Online-Werbung ist erlaubt – solange:

  • keine Täuschung oder Zwang suggeriert wird
  • keine Minderjährigen dargestellt werden
  • keine expliziten Inhalte ohne Altersprüfung sichtbar sind
  • das Impressum korrekt ist

Erlaubt sind Plattformen wie:

  • 6love.ch
  • myladies.ch
  • xdate.ch
  • and6.com
  • lustmap.ch

Nicht erlaubt: Explizite Werbung auf Plattformen wie Instagram, TikTok oder Google Ads – diese blockieren Erotik-Inhalte systematisch.

:police_officer: Was passiert bei einem Verstoß?

Wer illegal arbeitet (z. B. ohne Anmeldung, mit falscher Aufenthaltsbewilligung oder minderjährig), riskiert:

  • Strafanzeigen
  • Ausweisung aus der Schweiz
  • Geldstrafen bis mehrere tausend Franken
  • Einträge im Strafregister

Auch Freier können belangt werden – z. B. bei AO ohne Einwilligung, bei Gewalt, bei Sex mit nicht-arbeitsberechtigten Personen.

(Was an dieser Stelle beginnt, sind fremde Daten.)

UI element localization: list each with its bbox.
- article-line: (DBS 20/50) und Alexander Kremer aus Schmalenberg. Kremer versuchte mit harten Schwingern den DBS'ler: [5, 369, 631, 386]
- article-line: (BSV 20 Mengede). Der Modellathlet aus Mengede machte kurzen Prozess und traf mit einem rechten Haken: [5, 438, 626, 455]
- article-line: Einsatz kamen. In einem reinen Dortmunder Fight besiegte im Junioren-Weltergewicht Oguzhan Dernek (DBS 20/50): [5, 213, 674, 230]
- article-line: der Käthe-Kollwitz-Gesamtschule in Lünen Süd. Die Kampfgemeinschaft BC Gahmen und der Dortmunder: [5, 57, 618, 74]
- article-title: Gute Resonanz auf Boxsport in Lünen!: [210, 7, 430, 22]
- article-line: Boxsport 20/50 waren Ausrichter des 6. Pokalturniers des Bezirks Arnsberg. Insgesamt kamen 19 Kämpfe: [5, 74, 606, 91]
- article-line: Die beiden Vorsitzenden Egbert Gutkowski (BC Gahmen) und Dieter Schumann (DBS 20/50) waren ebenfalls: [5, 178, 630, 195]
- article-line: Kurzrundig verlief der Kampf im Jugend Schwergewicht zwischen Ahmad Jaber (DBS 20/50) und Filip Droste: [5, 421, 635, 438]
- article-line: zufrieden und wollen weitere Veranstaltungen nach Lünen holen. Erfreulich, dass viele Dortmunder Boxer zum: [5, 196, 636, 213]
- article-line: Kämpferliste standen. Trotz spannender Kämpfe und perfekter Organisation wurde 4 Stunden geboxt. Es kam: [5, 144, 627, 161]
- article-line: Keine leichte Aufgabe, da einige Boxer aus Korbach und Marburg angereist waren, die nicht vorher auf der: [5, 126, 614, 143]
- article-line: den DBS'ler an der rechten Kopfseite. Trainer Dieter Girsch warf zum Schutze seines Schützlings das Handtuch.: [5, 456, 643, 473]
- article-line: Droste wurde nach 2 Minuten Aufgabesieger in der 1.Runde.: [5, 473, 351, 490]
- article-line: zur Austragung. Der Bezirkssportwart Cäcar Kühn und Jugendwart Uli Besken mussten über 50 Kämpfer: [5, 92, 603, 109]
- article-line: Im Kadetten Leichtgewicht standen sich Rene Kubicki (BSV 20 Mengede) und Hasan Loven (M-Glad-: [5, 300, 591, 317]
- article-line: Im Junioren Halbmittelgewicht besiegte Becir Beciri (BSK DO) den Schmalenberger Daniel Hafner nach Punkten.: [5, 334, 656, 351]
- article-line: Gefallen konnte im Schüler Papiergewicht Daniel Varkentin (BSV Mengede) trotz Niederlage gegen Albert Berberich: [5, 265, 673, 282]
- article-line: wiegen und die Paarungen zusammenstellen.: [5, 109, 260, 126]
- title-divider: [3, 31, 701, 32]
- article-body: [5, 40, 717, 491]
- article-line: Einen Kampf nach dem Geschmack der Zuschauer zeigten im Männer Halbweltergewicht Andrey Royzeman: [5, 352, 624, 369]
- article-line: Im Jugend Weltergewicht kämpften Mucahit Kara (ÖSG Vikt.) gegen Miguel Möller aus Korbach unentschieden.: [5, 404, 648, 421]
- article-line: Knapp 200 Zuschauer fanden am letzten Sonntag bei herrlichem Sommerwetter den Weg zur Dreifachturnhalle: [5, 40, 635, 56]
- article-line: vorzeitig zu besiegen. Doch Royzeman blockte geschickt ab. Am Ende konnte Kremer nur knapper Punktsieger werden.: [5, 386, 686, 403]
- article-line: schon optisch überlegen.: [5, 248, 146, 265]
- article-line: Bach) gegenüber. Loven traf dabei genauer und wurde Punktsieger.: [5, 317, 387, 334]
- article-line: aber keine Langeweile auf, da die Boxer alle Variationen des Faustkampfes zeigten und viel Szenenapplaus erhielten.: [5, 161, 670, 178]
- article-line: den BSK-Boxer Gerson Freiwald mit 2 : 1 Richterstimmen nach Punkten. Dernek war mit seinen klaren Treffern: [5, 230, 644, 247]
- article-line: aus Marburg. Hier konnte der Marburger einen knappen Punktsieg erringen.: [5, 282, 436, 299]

:speech_balloon: Sexarbeit in der Schweiz: Respekt & Realität

Ob Escort, Tantra, Massage oder Camgirl – Sexarbeit ist ein Teil unserer Gesellschaft.

In der Schweiz darf sie sichtbar, ehrlich und sicher stattfinden.

Aber sie braucht Rahmenbedingungen, Fairness – und vor allem: Respekt.

:brain: FAQ – häufige Fragen zur legalen Sexarbeit in der Schweiz

Ist AO-Sex legal?

→ Ja, solange beide Parteien zustimmen. Kein Zwang = kein Verstoß. Gesundheitsrisiken bleiben trotzdem.

Darf ich Escort als Nebenjob machen?

→ Ja – aber du musst es steuerlich deklarieren. Bei Angestelltenverhältnis evtl. mit Genehmigung des Arbeitgebers.

Kann man erotischen Content verkaufen (z. B. via OnlyFans)?

→ Ja – das fällt unter selbstständige Erwerbstätigkeit. Auch hier gilt: Einnahmen sind steuerpflichtig.

Was ist mit Ausländer:innen?

→ EU-Bürger:innen brauchen eine Aufenthaltsbewilligung & Anmeldung als Selbstständige.

→ Drittstaatenangehörige dürfen nicht ohne spezielle Genehmigung in der Erotikbranche arbeiten (z. B. Touristenvisum = verboten).